俳優・佐藤二朗(57)のハラスメント騒動を巡って、女優・橋本愛(30)の所属事務所の〝初動〟が疑問視されている。フジテレビが7日に発表した声明で、佐藤サイドへの身体接触制限の共有をフジに一任したことが改めて浮き彫りになったからだ。これが騒動の引き金になっただけに、「他人任せ」「丸投げ」などと指摘する声が上がっている――。
橋本は佐藤とともにフジ系4月期「夫婦別姓刑事」でダブル主演し、トラブルが起きた。
佐藤の事務所の1日声明とフジの7日声明を総合すると、橋本の事務所はフジに対し、橋本には過去のハラスメント被害により身体接触の制限などがあると伝えた。フジは制限を佐藤サイドとも共有すべきかを確認したところ、橋本の事務所はフジに「一任する」と回答した。
フジは橋本の事務所から日常動作の接触は問題ないと通知されたことなどを踏まえ、佐藤本人に当該制限を共有しなかった。これがのちの一連の騒動の引き金になる。
何も知らされていなかった佐藤は3月22日の撮影中、橋本のあごに手が触れた。橋本の事務所社長はフジに対し、当該制限などを佐藤に伝えるよう要請。フジは翌23日、佐藤に初めて伝えた。
佐藤は複雑な思いを持ったのだろう。4月8日、橋本の楽屋に行き、過去のハラスメント被害には同情を示した上で、身体接触の制限があるのなら女優を「続けるべきではないのではないか」と発言。橋本は動揺し、涙を流したため、佐藤はハラスメントを問われている。芸能プロマネジャーの話。
「身体接触の制限があるのなら当該俳優、女優のプライバシーに配慮しつつ、女優の事務所自ら関係各所に可能な限り詳細に説明しないと微妙なニュアンスは伝わらないと思います。橋本さんの事務所の対応が〝他人任せ〟と指摘される理由はここにあると考えます」
元フジのアナウンサー・長谷川豊氏はXで橋本の事務所の対応について「初手で思いきりミスっとる」と指摘。返す刀で「フジ任せ」「フジに丸投げ」と疑問視した。橋本のハラスメント被害には「センシティブな話」として同情を寄せた。この投稿は8日現在で600万超表示されている。
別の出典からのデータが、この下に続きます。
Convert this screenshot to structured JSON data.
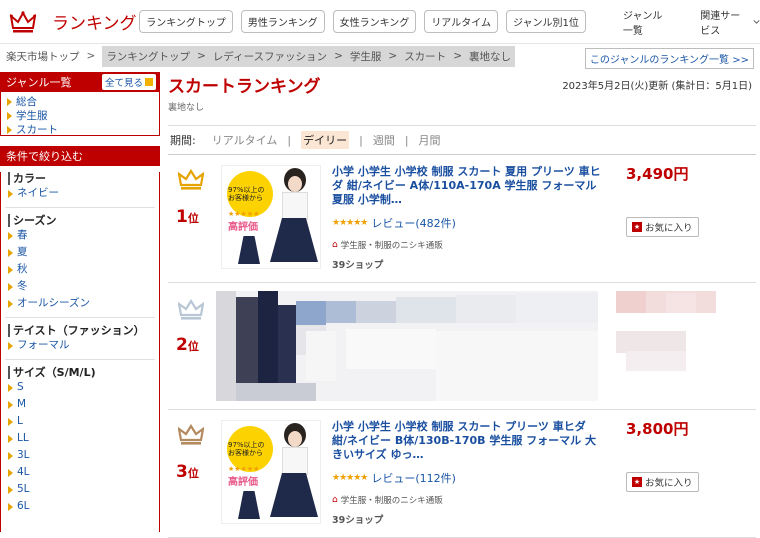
{
  "header": {
    "brand": "ランキング",
    "nav": [
      "ランキングトップ",
      "男性ランキング",
      "女性ランキング",
      "リアルタイム",
      "ジャンル別1位"
    ],
    "genre_list": "ジャンル一覧",
    "related": "関連サービス"
  },
  "breadcrumb": {
    "items": [
      "楽天市場トップ",
      "ランキングトップ",
      "レディースファッション",
      "学生服",
      "スカート",
      "裏地なし"
    ],
    "other_rank_link": "このジャンルのランキング一覧 >>"
  },
  "sidebar": {
    "genre_title": "ジャンル一覧",
    "see_all": "全て見る",
    "genres": [
      "総合",
      "学生服",
      "スカート"
    ],
    "filter_title": "条件で絞り込む",
    "groups": [
      {
        "title": "カラー",
        "items": [
          "ネイビー"
        ]
      },
      {
        "title": "シーズン",
        "items": [
          "春",
          "夏",
          "秋",
          "冬",
          "オールシーズン"
        ]
      },
      {
        "title": "テイスト（ファッション）",
        "items": [
          "フォーマル"
        ]
      },
      {
        "title": "サイズ（S/M/L)",
        "items": [
          "S",
          "M",
          "L",
          "LL",
          "3L",
          "4L",
          "5L",
          "6L"
        ]
      }
    ]
  },
  "main": {
    "title": "スカートランキング",
    "subtitle": "裏地なし",
    "date": "2023年5月2日(火)更新 (集計日：5月1日)",
    "period_label": "期間:",
    "periods": [
      "リアルタイム",
      "デイリー",
      "週間",
      "月間"
    ],
    "active_period": "デイリー",
    "items": [
      {
        "rank": "1",
        "rank_suffix": "位",
        "title": "小学 小学生 小学校 制服 スカート 夏用 プリーツ 車ヒダ 紺/ネイビー A体/110A-170A 学生服 フォーマル 夏服 小学制…",
        "review": "レビュー(482件)",
        "shop": "学生服・制服のニシキ通販",
        "sanq": "39ショップ",
        "price": "3,490円",
        "fav": "お気に入り",
        "thumb_text": "97%以上の\nお客様から",
        "thumb_stars": "★★★★★",
        "thumb_badge": "高評価"
      },
      {
        "rank": "2",
        "rank_suffix": "位"
      },
      {
        "rank": "3",
        "rank_suffix": "位",
        "title": "小学 小学生 小学校 制服 スカート プリーツ 車ヒダ 紺/ネイビー B体/130B-170B 学生服 フォーマル 大きいサイズ ゆっ…",
        "review": "レビュー(112件)",
        "shop": "学生服・制服のニシキ通販",
        "sanq": "39ショップ",
        "price": "3,800円",
        "fav": "お気に入り",
        "thumb_text": "97%以上の\nお客様から",
        "thumb_stars": "★★★★★",
        "thumb_badge": "高評価"
      }
    ]
  },
  "colors": {
    "brand": "#bf0000",
    "link": "#1a4fa0",
    "gold": "#e6a400",
    "silver": "#b9c6d6",
    "bronze": "#b48a60"
  }
}
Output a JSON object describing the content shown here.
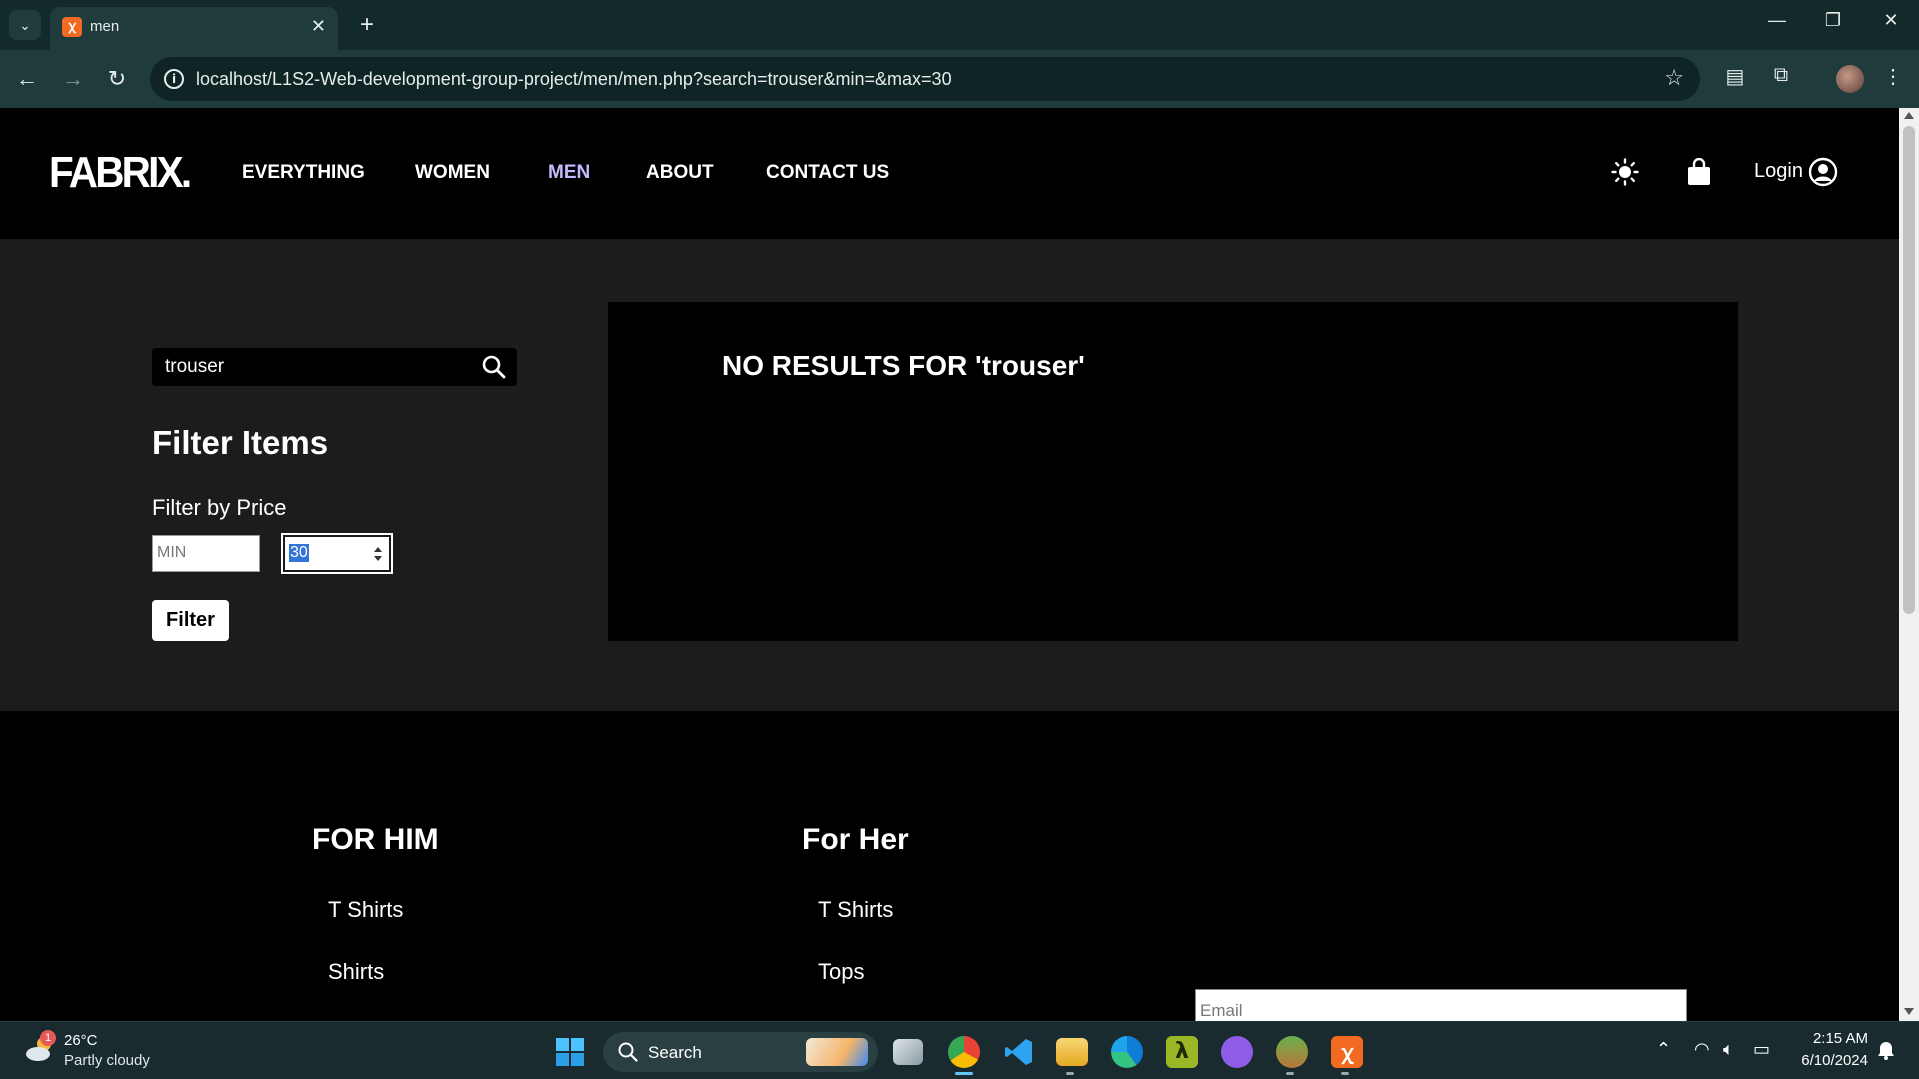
{
  "browser": {
    "tab_title": "men",
    "tab_favicon": "xampp-icon",
    "url": "localhost/L1S2-Web-development-group-project/men/men.php?search=trouser&min=&max=30"
  },
  "site": {
    "logo": "FABRIX.",
    "nav": [
      "EVERYTHING",
      "WOMEN",
      "MEN",
      "ABOUT",
      "CONTACT US"
    ],
    "active_nav": "MEN",
    "login": "Login"
  },
  "sidebar": {
    "search_value": "trouser",
    "filter_title": "Filter Items",
    "price_label": "Filter by Price",
    "min_placeholder": "MIN",
    "max_value": "30",
    "filter_button": "Filter"
  },
  "results": {
    "message": "NO RESULTS FOR 'trouser'"
  },
  "footer": {
    "for_him": {
      "heading": "FOR HIM",
      "links": [
        "T Shirts",
        "Shirts"
      ]
    },
    "for_her": {
      "heading": "For Her",
      "links": [
        "T Shirts",
        "Tops"
      ]
    },
    "email_placeholder": "Email"
  },
  "taskbar": {
    "temperature": "26°C",
    "condition": "Partly cloudy",
    "weather_badge": "1",
    "search_label": "Search",
    "time": "2:15 AM",
    "date": "6/10/2024"
  },
  "colors": {
    "accent_nav": "#c7b8ff",
    "page_bg": "#1c1c1e",
    "header_bg": "#000000"
  }
}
橋本の事務所は身体接触の制限を巡る対応に慣れていなかったのか。事務所には女優の蓮佛美沙子(35)も所属している。
前出マネジャーは「事務所は2024年秋、都内に設立された新興プロだけど、事務所社長は前事務所時代、10代で駆け出しだった蓮佛さんのマネジャーを務めました。女優のマネジメント歴は20年ほどで経験は豊富。現在所属している橋本さんにはミステリアスなオーラ、蓮佛さんには市井(しせい)に溶け込むナチュラルな雰囲気を買っています。さらに売り出そうと尽力していました。近年、求められるハラスメント対応やコンプライアンス順守についても承知しているはずですが…」と話す。
ただ、別の芸能プロマネジャーは「対応が難しかったのも事実だと思います」と一定の理解を示した。
見解を求めるため、橋本の事務所社長に電話したが、折り返しはなかった。
いずれにしても、佐藤が橋本の事務所やフジの了承を得ずに2度も橋本の楽屋を突然訪れた上に、女優のキャリアを否定するような言葉を投げかけたハラスメント疑惑は残ったまま。一連の騒動は芸能界全体で教訓とするしかない。